The bar: A love story

While the Victorian Era ended in the United Kingdom in 1901 with the death of Queen Victoria, its American off shot started around 1876 and continued to about 1915. Also know as the Age of Consumption Americans were consuming many things including beer. It is interesting for a beer lover to look back to see what kind of beer Americans were drinking 100 years ago, and where Americans were drinking it.

Going into beer geek mode here, so if you have lost interest already, enjoy the picture. That is the Victorian era bar at the Old Ebbitt Grill which started its life as a saloon/bar in 1854. Bit of a tourist trap these days, but still a favorite of those who either live and work in the District.

For me beer is best when it is served on draught at a good, unpretentious bar. Brewpubs and beer bars are my watering holes of choice because they offer great quality and variety. That being said, I can enjoy a beer just about anywhere. It is not so much the drink, but where you are drinking it. Drinking was and is a social activity. We can go back to the colonial roots and see a tavern culture. Back in those days people did not drink bottled beer at home, they drank beer at a tavern, ale house, inn, or pub.
As the nation grew so did the saloon, bar and beer hall. Drinking in a bar or saloon was the most popular leisure activity for male workers from the 1870's until Prohibition was enacted in 1919. By 1897 licenced liquor dealers in the U.S. numbered over 215,000. Unlicensed establishments know as blind pigs added 50,000 more to that number. Major cities such as Boston, New York, and Chicago naturally had the highest concentration of saloons/bars outnumbering dry goods, grocery stores and meat markets combined. New York City had over 10,000 bars by 1915, one for every 515 people. Those numbers are staggering when you think about it, no pun intended. What we now as see as most old school bars today, really took hold in this era.

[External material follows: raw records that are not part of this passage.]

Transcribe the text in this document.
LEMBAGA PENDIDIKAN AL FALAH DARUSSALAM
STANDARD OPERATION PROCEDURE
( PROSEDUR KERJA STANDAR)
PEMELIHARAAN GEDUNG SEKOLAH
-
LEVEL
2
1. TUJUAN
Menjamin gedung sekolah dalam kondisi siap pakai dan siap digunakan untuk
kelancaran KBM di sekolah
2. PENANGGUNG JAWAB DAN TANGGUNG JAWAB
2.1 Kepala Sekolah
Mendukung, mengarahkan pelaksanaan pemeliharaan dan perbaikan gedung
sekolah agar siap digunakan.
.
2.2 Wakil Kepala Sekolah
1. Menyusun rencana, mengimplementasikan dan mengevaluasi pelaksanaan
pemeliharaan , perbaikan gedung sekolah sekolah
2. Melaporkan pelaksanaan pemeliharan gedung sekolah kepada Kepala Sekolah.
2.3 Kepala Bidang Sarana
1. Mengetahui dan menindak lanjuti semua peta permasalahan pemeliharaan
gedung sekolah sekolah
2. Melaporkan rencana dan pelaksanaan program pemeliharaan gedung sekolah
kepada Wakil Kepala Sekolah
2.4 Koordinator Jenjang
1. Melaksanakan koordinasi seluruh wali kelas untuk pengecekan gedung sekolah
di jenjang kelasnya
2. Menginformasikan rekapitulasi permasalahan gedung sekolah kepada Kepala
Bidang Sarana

Many bar traditions also took shape. The "free lunch" was born in the saloon when Chicago barman Joseph C. Makin decided to serve a hot oyster with each drink. Other bars followed suit and some bars to this day will still serve free hot dogs or offer something for free at lunch time. While it might seem like a magnanimous gesture, it is actually good for business. Salty foods make you want to drink more, especially so when it come to beer. So the next time you see popcorn or pretzels on a bar? It is there to get you to drink more beer. I'm ok with that because I love to drink beer, and I love to drink it on draught at a good bar. A good bar is so much more than a place to get a drink or beer or whiskey. It really is a sanctuary, a home away from home.